Does it matter, who has the “bigger” nuclear button?

A man watches a television news broadcast showing North Korean leader Kim Jong-Un's New Year's speech, at a railway station in Seoul on January 1, 2018. (AFP Photo/Jung Yeon-Je)

North Korean authoritarian leader, Kim Jong-Un, in a New Year address, warned that he had a “nuclear button” on his desk. In response, United States (US) President Donald Trump tweeted that he has his own nuclear button on his table that is “bigger and more powerful.”

Does it really matter?

Yes and no. Yes, it does matter that North Korea has nuclear weapons and if it will deploy those weapons against its enemies like the US or Japan. But, no – it doesn’t matter if either power has a “bigger” button that they can press and initiate nuclear destruction. If the world is destroyed, its safe to say that everyone loses.

This calls into question, Pyongyang’s intentions with its nuclear weapons. If one thing is made most clear now, it is that the hermit kingdom’s nuclear ambitions serve as a deterrent to foreign powers and as a bargaining chip to use at the talking table. Recently, Kim Jong-Un has expressed his interest in dialogue with South Korea and even proposed for North Korea to join the Winter Olympics happening in Pyeongchang, South Korea next month.

In response, South Korea has welcomed the prospect of discourse and proposed high-level talks with Pyongyang on the 9th of January.

South Korea's unification minister Cho Myoung-Gyon told a press conference that Seoul was "reiterating our willingness to hold talks with the North at any time and place in any form".

"The government proposes to hold high-level government talks with North Korea on January 9 at the Peace House in Panmunjom," Cho said, referring to a truce village on the border between the two Koreas.

"We hope that the South and North can sit face to face and discuss the participation of the North Korean delegation at the Pyeongchang Games as well as other issues of mutual interest for the improvement of inter-Korean ties."

The Koreas – divided by a Demilitarised Zone since the end of the 1950-53 Korean War – last held high-level talks in 2015 to try to ease tensions.

Those talks failed to reach an agreement.

‘A groundbreaking opportunity for peace’

South Korean President Moon Jae-In, who has long favoured engagement to ease tensions with the North, earlier Tuesday welcomed Kim's suggestion of an opportunity for dialogue.

However, he indicated that improvements in ties must go hand in hand with steps towards denuclearisation of the North.

Kim's comments on Monday were the first indication of North Korea's willingness to take part in the Winter Games from February 9-25.

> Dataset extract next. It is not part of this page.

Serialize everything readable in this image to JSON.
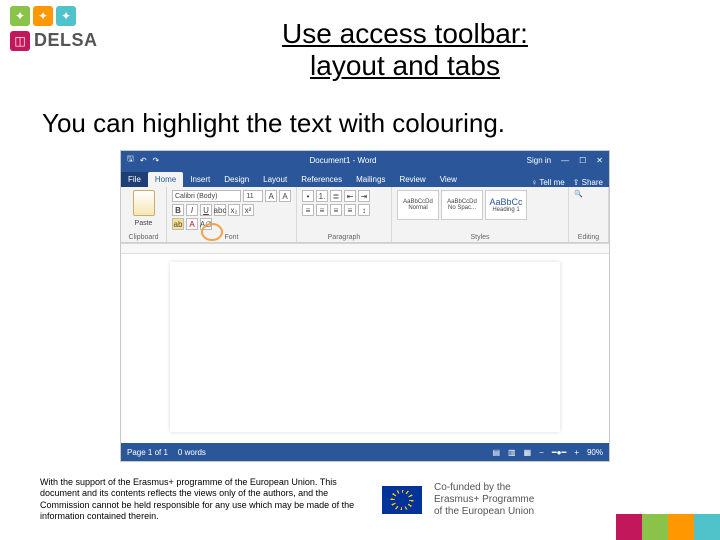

Moon called them a "positive response" to Seoul's hopes that the Pyeongchang Olympics would be a "groundbreaking opportunity for peace" and urged officials to come up with measures to realise the North's participation.

Beijing, Pyongyang's main ally, welcomed developments.

"We support the two sides in taking advantage of this opportunity to make concrete efforts to improve bilateral ties... and realise the denuclearisation of the peninsula," said Chinese foreign ministry spokesman Geng Shuang.

Washington considers China key to a resolution of the crisis and has asked Beijing to do more to rein in Pyongyang.

Sanctions ahead of engagement

Trump has never completely dismissed a military option in facing North Korea, but his preferred “weapon of choice” to use against the regime for now, remains to be sanctions that have been grudgingly supported by Russia and China – two key allies of Pyongyang. Last year, the US spearheaded the international push to sanction North Korea at the United Nations – slapping three rafts of economic sanctions on the regime, targeting its oil, coal, iron, fisheries and textile sectors.

"Just the fact that they are meeting will be meaningful because it signals an attempt on both sides to improve relations," said Koh Yu-Hwan, a political science professor at Dongguk University, in reference to proposed talks by the South Korean unification minister.

But once they sit down, the North could put Seoul in a difficult position by making unacceptable demands such as an end to its annual joint military drills with the United States, Koh added.

"What North Korea is trying to do is re-establish its relations as a nuclear state (with Seoul). The South's dilemma is whether we can accept that."

But what has been made crystal clear is that the US will never accept Pyongyang as a nuclear state. As it stands, the Washington has eschewed engaging with Kim’s regime until and unless it completely abandons its nuclear ambitions.

Responding to Seoul's offer of high-level talks with Pyongyang, Ambassador Nikki Haley told reporters: "We won't take any of the talks seriously if they don't do something to ban all nuclear weapons in North Korea."

"We consider this to be a very reckless regime. We don't think we need a band-aid and we don't think we need to smile and take a picture.

"We think we need to have them stop nuclear weapons and they need to stop it now," she said, warning: "We will never accept a nuclear North Korea."

In response to reports that Pyongyang may be preparing another missile test, Haley warned any such move would expose Kim's regime to further sanctions.

"I hope that does not happen. But if it does, we must bring even more measures to bear on the North Korean regime."